カネヤマ果樹園 雑記帳<三代目のブログ>

 前回第713話で「イヤハヤ、この峠道は何が起こるか分かりません」とご紹介した三才山“豚ネル”の話題。
それから間もなくの2月上旬のことでした。その日は、昼過ぎには上がりましたが、朝から雪。

 夕方7時少し前だったでしょうか。
上田からの帰り道。既に道路には積雪はなく、順調に走行。鹿教湯を過ぎ、内村川を渡ると勾配の急な山道となり、カーブの続く三才山峠を登っていきます。
三才山トンネルまでに一ヶ所だけ登坂車線がある地点で、前の車が(県外車ではなく、地元の松本ナンバーでしたが)追い越し車線をゆっくりと走っていてどいてくれそうもないので、止む無く登坂車線から抜こうと左側に寄せた瞬間のことです。
左側の林の中から、何か黒い塊が急に道路に飛び出してきました。慌てて急ブレーキ・・・、それはナント鹿!でした。幸い後続車両もなく、ライトに驚いたのか、道路の真ん中で立ち止まった鹿の3m?くらい手前で停車。鹿は、大きな黒い瞳でこちらを見ると、何事も無かったかのように軽やかにピョンピョンと跳ねて反対側の林に消えて行きました。
鹿は群れ(家族?)で行動すると言いますので、続いて現れるのではと心配しましたが、続いて来る様子も無く、若い雄鹿だったのか、その時は単独行動の様でした。
「ビックリしたなぁ、もう・・・。おーい、もう車にぶつからないように気を付けなよー!」
と横切る鹿に向かって無意識に(意外と冷静に)車内から声を掛ける自分がいました。

 その間、物理的にはホンの数秒足らずの出来事だったのかもしれませんが、
ライトに照らされて、道路の真ん中で立ち止まって何かを言いたげに(と思えるような)こちらを見つめる黒い瞳としなやかな肢体。後から思うと、まるでスローモーションのように数十秒にも感じられた時間でした。

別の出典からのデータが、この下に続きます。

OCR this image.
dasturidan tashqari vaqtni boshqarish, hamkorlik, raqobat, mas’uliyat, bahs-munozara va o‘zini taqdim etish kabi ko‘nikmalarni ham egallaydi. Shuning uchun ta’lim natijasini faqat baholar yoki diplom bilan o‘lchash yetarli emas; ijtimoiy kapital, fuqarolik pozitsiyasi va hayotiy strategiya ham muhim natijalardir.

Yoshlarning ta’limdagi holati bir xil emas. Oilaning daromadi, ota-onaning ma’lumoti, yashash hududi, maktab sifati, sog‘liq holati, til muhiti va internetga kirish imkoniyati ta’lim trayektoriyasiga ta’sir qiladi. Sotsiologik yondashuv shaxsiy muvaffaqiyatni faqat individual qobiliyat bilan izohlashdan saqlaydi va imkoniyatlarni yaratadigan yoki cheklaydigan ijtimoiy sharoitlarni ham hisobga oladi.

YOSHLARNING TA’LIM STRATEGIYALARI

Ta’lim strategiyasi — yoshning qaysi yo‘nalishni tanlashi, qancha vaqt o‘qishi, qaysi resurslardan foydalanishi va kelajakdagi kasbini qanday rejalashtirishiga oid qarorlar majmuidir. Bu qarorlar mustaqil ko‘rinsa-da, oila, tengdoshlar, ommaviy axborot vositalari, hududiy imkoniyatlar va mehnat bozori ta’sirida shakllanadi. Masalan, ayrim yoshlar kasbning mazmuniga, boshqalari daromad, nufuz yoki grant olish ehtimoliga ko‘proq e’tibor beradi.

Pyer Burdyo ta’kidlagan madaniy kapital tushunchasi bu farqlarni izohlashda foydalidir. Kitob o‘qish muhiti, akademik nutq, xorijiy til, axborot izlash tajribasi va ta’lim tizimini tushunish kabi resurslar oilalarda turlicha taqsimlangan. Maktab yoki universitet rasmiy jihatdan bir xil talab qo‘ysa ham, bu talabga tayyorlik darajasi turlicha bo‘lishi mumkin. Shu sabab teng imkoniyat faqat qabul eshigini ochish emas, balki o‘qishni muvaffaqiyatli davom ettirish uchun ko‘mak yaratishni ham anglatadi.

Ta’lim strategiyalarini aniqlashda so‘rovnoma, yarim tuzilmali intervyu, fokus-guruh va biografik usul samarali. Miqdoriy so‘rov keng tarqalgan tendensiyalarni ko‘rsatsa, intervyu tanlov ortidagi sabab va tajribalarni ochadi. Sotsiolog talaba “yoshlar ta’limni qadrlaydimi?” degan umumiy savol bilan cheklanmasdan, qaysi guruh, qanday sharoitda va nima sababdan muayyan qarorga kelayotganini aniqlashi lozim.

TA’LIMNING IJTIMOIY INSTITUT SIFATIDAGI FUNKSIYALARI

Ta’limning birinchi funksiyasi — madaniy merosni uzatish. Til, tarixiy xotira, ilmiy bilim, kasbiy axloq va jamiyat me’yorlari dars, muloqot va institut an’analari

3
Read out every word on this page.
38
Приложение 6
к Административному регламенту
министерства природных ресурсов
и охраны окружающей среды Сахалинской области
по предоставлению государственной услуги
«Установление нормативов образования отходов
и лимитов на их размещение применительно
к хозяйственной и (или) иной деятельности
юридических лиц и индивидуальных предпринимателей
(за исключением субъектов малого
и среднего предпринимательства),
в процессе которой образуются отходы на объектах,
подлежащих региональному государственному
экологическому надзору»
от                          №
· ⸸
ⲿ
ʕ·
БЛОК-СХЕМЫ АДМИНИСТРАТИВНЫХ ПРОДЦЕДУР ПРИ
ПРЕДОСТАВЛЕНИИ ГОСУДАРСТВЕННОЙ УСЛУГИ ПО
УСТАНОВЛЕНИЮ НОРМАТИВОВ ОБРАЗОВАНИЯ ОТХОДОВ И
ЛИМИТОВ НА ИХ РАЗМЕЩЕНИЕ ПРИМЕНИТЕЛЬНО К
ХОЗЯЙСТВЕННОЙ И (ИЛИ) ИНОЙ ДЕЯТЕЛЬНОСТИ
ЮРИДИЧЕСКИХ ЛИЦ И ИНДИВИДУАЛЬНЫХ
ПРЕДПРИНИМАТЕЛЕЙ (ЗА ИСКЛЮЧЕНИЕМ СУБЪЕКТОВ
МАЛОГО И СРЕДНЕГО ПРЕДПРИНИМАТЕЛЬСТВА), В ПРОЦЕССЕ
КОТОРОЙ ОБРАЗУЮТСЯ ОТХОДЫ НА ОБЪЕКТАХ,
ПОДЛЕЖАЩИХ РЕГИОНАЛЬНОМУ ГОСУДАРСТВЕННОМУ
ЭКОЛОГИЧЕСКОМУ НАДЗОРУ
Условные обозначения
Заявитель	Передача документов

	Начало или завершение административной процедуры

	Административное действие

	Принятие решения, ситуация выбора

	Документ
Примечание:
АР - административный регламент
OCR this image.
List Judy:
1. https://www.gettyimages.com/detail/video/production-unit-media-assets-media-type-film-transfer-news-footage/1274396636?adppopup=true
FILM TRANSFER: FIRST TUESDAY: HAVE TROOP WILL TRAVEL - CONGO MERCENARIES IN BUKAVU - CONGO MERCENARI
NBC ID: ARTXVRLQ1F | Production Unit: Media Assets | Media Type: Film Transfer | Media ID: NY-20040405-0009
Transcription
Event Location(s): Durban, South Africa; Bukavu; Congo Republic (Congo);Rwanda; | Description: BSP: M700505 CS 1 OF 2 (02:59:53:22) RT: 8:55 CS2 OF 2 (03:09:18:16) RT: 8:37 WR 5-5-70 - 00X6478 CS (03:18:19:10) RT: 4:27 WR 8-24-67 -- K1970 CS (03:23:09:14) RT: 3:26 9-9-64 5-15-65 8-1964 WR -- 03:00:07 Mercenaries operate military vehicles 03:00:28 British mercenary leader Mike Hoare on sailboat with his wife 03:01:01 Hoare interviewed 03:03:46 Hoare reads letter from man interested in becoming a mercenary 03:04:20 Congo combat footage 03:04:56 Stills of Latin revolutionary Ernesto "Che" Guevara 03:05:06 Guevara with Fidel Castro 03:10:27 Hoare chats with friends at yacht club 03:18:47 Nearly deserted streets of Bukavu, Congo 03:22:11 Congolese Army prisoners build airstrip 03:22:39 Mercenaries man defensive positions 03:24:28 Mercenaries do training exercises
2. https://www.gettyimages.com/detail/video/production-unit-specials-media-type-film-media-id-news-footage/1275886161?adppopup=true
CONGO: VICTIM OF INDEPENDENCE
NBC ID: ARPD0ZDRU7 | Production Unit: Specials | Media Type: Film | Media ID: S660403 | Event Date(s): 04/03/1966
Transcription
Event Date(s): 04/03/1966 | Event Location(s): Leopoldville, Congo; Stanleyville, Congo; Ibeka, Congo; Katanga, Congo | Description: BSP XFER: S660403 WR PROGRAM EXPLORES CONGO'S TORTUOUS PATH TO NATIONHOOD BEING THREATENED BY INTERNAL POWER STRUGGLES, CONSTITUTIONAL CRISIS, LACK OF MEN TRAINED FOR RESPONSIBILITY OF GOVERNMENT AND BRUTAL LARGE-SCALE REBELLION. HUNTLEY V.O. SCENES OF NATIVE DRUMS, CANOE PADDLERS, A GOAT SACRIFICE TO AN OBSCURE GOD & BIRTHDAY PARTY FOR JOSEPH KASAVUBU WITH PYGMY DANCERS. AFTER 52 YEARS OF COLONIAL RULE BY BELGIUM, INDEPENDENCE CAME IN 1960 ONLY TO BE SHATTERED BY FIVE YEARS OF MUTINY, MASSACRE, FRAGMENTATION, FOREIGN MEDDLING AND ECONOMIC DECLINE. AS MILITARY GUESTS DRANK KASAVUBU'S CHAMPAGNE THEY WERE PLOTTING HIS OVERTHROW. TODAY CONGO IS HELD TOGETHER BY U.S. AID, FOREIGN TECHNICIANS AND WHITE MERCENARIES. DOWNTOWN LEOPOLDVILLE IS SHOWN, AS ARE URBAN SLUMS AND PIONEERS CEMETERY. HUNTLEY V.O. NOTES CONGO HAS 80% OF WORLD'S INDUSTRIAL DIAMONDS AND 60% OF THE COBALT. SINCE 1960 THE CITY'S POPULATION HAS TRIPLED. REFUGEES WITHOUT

 ここで啓蟄も過ぎましたが、虫ならいざ知らず、信州では野生動物にも結構遭遇します。例えば、野生のタヌキ(一度夜の平井寺トンネル付近で、道路脇から出て来そうになったので、パッシングしたら戻ってくれました)やサル(安曇野市堀金の須砂渡渓谷上流にある延命水の近くで群れに遭遇)はこれまでも見たことはありましたが(そう言えば、昔上高地では崖の上に立つ孤高のカモシカも)、野生の鹿を見るのも、ましてやあんな至近距離で遭遇したのも初めてです。考えてみれば鹿教湯というくらいですから、あの辺りに居ても不思議ではないのかもしれません。
最近増えすぎたのか、「鹿害」が新聞等でも報道されてはいますが、それにしても実際に遭遇し本当にビックリしました。
環境破壊などの人間のせい(道路開発や、オオカミなどの天敵の絶滅)で、自然の循環サイクルが崩れているのでしょうか。

 先日、朝の出勤途中、鹿と遭遇した辺りを走行中ふと見ると、道端に鹿教湯の旅館らしい「鹿鳴荘」と描いた大きな看板が・・・。
ナルホド!と妙に納得した次第・・・。
【追記】
会社でこの話をしたら、他にも峠道で鹿に遭遇した人や、10年ほど前には鹿とぶつかって車が大破した方もおられるのだとか。熊に会うよりもまだイイかも・・・。
また、地元紙の報道によれば、営林署員の長野県内での鹿の目撃情報では、美ヶ原、八ヶ岳、霧ヶ峰周辺に集中しているのだとか。三才山は、霧ヶ峰から美ヶ原を経ての東山々系の一角ですので、当然だったかもしれません。